Despite this weighty question, I do not dissent from the decision to deny Calvert's petition, because I agree that his claim does not meet the Court's traditional criteria for granting certiorari. See this Court's Rule 10. The legal question Calvert presents is complex and would benefit from further percolation in the lower courts prior to this Court granting review. Certainly, the law is not clear enough to warrant this Court summarily reversing the Texas Court of Criminal Appeals, as Calvert requests. See Kansas v. Carr , 577 U.S. 108, 123, 136 S.Ct. 633, 193 L.Ed.2d 535 (2016) (declining to "shoehorn ... into the Eighth Amendmen[t]" a claim that the jury considered evidence that "clouded [its] consideration of mitigating evidence," and suggesting such claims should be brought under the Due Process Clause); see also Sears v. Upton , 561 U.S. 945, 946, 130 S.Ct. 3259, 177 L.Ed.2d 1025 (2010) (per curiam ) (summarily reversing because constitutional error was "plain from the face of the state court's opinion").
I write separately to emphasize that the denial of Calvert's petition should not be construed as a rejection of his claim on the merits. Nor does the denial of certiorari suggest the Court approves of the State's tactics. As the court below recognized, the gruesome attack on Officer Logan "had no connection" to Calvert. 2019 WL 5057268, *58. Indeed, the State introduced no evidence that Calvert "had attempted to attack or physically injure anyone" while incarcerated. Ibid. The State asked the jury to sentence Calvert to death in part because of a different person's violent conduct that had nothing to do with Calvert. It succeeded. Although this case does not meet this Court's traditional criteria for certiorari, it still stands as a grim reminder that courts should rigorously scrutinize how States prove that a person should face the ultimate penalty.

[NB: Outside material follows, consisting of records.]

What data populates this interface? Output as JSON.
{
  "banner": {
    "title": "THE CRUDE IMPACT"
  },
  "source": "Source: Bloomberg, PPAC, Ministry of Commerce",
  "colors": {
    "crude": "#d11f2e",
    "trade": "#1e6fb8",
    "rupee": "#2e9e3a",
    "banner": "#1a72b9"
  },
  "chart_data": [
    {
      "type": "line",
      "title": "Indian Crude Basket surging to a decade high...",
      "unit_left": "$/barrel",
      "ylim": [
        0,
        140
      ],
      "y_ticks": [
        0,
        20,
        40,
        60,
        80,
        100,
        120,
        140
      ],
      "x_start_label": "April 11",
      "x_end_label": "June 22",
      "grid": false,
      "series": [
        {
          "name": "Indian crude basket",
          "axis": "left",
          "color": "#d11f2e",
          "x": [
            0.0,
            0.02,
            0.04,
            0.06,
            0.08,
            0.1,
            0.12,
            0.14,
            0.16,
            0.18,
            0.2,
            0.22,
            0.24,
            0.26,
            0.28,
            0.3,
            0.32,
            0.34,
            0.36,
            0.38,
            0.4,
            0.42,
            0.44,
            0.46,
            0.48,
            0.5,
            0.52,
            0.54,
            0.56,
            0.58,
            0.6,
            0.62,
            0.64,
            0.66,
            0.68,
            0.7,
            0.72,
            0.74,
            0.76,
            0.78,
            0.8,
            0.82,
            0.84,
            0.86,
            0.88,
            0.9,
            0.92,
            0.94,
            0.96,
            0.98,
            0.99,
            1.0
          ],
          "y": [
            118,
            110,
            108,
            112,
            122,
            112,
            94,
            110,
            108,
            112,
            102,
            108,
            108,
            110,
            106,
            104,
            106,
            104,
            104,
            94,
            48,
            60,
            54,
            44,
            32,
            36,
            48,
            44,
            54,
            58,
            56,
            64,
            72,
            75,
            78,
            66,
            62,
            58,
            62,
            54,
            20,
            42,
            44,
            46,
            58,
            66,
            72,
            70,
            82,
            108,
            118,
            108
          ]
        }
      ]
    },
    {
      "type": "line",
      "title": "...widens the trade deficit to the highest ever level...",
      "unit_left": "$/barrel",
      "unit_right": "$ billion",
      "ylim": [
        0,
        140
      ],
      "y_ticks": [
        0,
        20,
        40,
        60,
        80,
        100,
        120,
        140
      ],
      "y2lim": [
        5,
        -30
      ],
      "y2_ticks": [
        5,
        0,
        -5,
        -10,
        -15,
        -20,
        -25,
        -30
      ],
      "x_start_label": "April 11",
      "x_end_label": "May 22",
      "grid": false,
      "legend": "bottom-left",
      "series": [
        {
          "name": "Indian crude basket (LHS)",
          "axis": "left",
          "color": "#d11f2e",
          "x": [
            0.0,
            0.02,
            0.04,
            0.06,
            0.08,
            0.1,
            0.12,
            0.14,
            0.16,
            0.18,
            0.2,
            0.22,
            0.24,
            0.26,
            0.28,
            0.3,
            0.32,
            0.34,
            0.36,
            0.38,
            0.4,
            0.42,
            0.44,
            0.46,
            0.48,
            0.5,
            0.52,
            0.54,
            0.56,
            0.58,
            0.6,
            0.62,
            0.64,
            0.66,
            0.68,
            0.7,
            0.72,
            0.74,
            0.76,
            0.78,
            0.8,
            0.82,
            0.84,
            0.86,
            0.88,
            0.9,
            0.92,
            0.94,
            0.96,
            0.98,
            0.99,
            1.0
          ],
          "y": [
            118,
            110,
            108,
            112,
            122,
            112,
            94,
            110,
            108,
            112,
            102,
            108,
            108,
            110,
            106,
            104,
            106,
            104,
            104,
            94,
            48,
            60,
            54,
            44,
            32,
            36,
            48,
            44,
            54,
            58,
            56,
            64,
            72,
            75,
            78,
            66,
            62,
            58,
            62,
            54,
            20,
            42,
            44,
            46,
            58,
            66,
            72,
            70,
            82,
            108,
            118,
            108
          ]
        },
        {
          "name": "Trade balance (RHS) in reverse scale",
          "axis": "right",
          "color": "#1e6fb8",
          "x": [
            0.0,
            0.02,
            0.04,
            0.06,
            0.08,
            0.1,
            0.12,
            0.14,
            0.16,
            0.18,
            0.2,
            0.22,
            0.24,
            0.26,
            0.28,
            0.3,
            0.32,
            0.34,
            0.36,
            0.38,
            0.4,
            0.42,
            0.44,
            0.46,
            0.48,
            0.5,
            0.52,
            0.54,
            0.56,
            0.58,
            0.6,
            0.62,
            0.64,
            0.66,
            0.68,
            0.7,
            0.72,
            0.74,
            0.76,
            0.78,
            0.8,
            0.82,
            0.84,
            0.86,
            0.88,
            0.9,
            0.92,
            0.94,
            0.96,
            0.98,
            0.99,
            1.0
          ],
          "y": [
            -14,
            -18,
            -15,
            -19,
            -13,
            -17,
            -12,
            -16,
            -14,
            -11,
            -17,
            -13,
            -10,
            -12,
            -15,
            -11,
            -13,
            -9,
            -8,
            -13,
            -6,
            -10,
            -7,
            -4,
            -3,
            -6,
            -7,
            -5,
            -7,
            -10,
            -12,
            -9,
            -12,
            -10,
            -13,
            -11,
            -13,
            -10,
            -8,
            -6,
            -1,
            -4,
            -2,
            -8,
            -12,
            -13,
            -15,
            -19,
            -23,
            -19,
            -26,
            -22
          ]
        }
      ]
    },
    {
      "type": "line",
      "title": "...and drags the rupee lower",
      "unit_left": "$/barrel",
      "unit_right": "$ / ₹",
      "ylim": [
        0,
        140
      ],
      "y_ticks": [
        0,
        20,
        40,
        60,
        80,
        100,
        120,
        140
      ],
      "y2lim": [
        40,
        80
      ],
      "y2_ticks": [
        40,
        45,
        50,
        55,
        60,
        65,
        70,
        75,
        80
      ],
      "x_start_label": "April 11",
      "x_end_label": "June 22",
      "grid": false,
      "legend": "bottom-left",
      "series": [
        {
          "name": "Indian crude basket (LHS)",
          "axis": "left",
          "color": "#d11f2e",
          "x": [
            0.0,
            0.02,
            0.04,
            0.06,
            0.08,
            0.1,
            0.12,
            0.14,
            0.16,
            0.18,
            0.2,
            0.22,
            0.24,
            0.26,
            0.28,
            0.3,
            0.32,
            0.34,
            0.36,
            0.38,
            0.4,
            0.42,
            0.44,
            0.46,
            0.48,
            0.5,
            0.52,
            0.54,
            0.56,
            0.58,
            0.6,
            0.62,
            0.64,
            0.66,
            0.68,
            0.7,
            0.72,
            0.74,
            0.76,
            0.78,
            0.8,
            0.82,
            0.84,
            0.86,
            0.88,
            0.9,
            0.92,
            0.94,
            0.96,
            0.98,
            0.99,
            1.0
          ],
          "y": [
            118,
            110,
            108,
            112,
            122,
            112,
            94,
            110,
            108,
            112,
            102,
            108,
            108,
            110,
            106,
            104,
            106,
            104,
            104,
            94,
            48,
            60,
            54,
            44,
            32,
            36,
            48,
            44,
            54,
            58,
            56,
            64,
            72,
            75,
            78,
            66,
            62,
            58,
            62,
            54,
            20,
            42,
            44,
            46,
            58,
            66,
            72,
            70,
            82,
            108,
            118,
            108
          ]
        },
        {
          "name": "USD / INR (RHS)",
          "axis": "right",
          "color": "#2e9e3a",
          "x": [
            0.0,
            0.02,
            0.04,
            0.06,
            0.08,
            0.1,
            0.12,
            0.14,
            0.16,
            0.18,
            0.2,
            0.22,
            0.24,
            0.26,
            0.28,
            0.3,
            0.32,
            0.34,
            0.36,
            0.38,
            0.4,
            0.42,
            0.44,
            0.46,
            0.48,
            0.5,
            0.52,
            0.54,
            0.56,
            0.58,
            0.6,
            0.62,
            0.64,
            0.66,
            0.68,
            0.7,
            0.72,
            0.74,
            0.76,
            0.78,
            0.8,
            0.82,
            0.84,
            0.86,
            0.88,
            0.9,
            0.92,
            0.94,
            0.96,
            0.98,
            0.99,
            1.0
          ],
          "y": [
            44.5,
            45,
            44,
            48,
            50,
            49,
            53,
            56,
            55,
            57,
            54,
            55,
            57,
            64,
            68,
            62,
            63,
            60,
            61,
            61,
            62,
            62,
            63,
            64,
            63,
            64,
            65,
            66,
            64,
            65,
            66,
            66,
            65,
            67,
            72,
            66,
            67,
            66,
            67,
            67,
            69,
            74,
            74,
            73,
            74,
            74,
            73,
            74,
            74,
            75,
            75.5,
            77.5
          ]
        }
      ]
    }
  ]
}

Juries must have a clear view of the "uniquely individual human beings" they are sentencing to death, Woodson , 428 U.S., at 304, 96 S.Ct. 2978 (plurality opinion), not one tainted by irrelevant facts about other people's crimes. The Constitution and basic principles of justice require nothing less.
In addition to Calvert's Eighth Amendment claim, the State's conduct here may implicate due process. The introduction of irrelevant evidence can "so infec[t] the sentencing proceeding with unfairness as to render the jury's imposition of the death penalty a denial of due process." Romano v. Oklahoma , 512 U.S. 1, 12, 114 S.Ct. 2004, 129 L.Ed.2d 1 (1994). The Court's decision today should not be viewed as a rejection of the merits of that potential claim, either.